The daughter of a family physician in South Bend, Jordan said she has been "touched by cancer in a variety of ways ever since [she] was a little kid."


When her mother shares her daughter's story with her own chemotherapy patients, they are moved and find strength in it, Jordan said. Some are even planning to have their own head shaved with Jordan, whose audience, among supportive classmates, family, and friends, will include children from Memorial Hospital's pediatric oncology ward.


Jordan said the faces of those children in the crowd that will get her through the emotional event.


"I'm hoping I can stay strong enough not to cry," Jordan said. "If I do get emotional, it's probably going to be more looking at the faces of cancer patients being there and knowing that I'm doing this for them."

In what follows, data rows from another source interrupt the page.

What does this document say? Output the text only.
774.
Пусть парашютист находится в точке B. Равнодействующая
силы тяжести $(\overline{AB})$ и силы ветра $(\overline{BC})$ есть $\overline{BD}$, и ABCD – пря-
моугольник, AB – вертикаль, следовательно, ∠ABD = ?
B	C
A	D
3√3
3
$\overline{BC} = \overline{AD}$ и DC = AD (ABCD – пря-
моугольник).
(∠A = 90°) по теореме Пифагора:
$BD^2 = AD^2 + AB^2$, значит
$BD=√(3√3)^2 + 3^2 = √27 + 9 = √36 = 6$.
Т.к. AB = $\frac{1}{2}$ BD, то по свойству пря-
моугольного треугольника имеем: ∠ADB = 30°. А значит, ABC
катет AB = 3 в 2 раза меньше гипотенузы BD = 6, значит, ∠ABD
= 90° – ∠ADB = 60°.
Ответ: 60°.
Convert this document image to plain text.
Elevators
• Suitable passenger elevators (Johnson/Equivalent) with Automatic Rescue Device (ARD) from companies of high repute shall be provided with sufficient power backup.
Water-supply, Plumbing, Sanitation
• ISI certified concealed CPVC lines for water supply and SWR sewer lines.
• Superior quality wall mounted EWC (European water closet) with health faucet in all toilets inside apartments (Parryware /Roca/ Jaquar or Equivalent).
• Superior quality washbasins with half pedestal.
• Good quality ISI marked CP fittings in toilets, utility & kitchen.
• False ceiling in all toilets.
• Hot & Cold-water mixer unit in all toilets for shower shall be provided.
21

Jordan, whose hair runs about mid-way down her back, said she can't remember her last dramatic haircut. While raising pledges from individuals, churches and small businesses in her hometown South Bend has been her main priority, Jordan said going bald will also be, for her and her peers, a lesson in vanity.


"For me, it's just hair, but for a lot of people it's not just hair. For a lot of people, it defines the way they view themselves," Jordan said. "What I'm realizing is that at the end of the day, it is just hair, and you can live and do without it."


As for her self-proclaimed lofty fundraising goal, Jordan said she thinks it's "attainable."


"I want people to know that you don't need to shave your head to become involved with this cause. You can help in so many other ways. Make a little donation or just be there to show your support," she said. "The sum of little things isn't little. Everything makes a difference."


And while she admits that her confidence will come in handy as she braves her new bald lifestyle, Jordan is adamant that it doesn't require any super powers.


"I think anyone can do it," Jordan said. "Honestly, anyone has what it takes."


The event, which kicks off Wednesday night and will wind down Saturday afternoon, will include meals sponsored by Fiddler's Hearth, as well as hairdressers from Salon Rouge offering hair extensions and opportunities for students to donate hair to Pantene Great Lengths, an organization similar to Locks for Love that uses donated hair to make wigs for cancer patients, Pankiw said.


Thirty players from Notre Dame's football team have also signed up to have their heads shaved Wednesday night, followed by 25 Welsh Family residents who have signed up for hair extensions in support of Kelsey Thrasher, a Notre Dame student and cancer survivor.


"This is an event for everyone," Pankiw said. "Everyone is going to be affected by cancer at some point in their lives, if they haven't already experienced it. This is a tremendous issue that our generation needs to take responsibility to find a cure."


For Jordan, whose date with the clippers is scheduled for Thursday night, the hair lost will be insignificant to the support gained.


"I think if it were easier it wouldn't be worth it, because the sacrifice is what makes it special," Jordan said.


And with a bald head, she plans to make her message loud and clear.


"This is what I want people to know, especially kids battling cancer," Jordan said. "There's so much more to what makes you a beautiful person than what is on top of your head."